During the cellular reprogramming of somatic cells, distinctive chromatin status coupled with gene expression changes is an important determinant for the reprogramming efficiency towards pluripotency. In the research paper contributed by F. Dong et al., the authors showed that redistribution of histone variants H2A.Z during the reprogramming process alters nucleosome stability to increase expression of genes that promote reprogramming.
Together with kinase inhibitors, cocktails of epigenetic modulators can be used to promote reprogramming and to probe stem cells functions. In their report, Y.-C. Han et al. describe a novel method to induce neuronal stem cells from mouse embryonic fibroblasts, with the use of small molecules, and suggest that the reprogramming is enhanced by histone demethylation and histone acetylation and decreased DNA methylation.
Transdifferentiation is an alternative approach to somatic reprogramming of induced pluripotent stem cells, which allows the direct conversion of one cell type into another, bypassing safety concerns related to the pluripotent cell state.

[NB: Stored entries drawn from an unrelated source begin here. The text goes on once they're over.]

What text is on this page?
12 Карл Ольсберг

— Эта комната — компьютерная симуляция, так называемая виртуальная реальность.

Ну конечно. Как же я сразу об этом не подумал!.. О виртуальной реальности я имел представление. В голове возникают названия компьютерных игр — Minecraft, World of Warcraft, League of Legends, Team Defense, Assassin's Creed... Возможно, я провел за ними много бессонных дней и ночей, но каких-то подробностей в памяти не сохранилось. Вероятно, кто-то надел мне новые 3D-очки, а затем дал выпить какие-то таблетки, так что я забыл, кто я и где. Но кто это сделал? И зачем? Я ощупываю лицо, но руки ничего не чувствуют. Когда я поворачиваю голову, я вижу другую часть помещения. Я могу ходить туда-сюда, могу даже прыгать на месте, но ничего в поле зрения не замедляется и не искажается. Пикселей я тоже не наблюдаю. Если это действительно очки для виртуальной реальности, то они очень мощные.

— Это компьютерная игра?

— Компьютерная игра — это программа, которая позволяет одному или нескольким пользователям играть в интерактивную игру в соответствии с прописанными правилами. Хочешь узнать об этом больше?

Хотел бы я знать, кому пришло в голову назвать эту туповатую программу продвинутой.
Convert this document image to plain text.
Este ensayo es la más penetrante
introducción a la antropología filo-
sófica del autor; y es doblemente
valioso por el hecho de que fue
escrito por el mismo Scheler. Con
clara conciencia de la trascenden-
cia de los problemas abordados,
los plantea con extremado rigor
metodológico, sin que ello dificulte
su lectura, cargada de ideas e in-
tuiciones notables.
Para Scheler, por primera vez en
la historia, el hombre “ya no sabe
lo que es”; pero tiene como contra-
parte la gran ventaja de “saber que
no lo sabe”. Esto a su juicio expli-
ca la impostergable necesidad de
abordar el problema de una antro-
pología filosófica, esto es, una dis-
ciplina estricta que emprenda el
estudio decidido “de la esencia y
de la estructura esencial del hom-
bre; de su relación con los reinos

G. Palazzolo and colleagues present an original research paper documenting a transdifferentiation process used to convert fibroblasts from golden retriever dogs with muscular dystrophy (GRMD) directly to cardiac-like myocytes. While the induced cells do not exhibit spontaneous contraction in vitro, when transplanted into the hearts of neonatal mice, the induced cells were found to participate in cardiac myogenesis.
Overall, this special issue highlights recent advances in our understanding of epigenetic regulation of stem cells and describes several new approaches to investigate stem cell biology to model human disorders and develop novel therapies for disease states.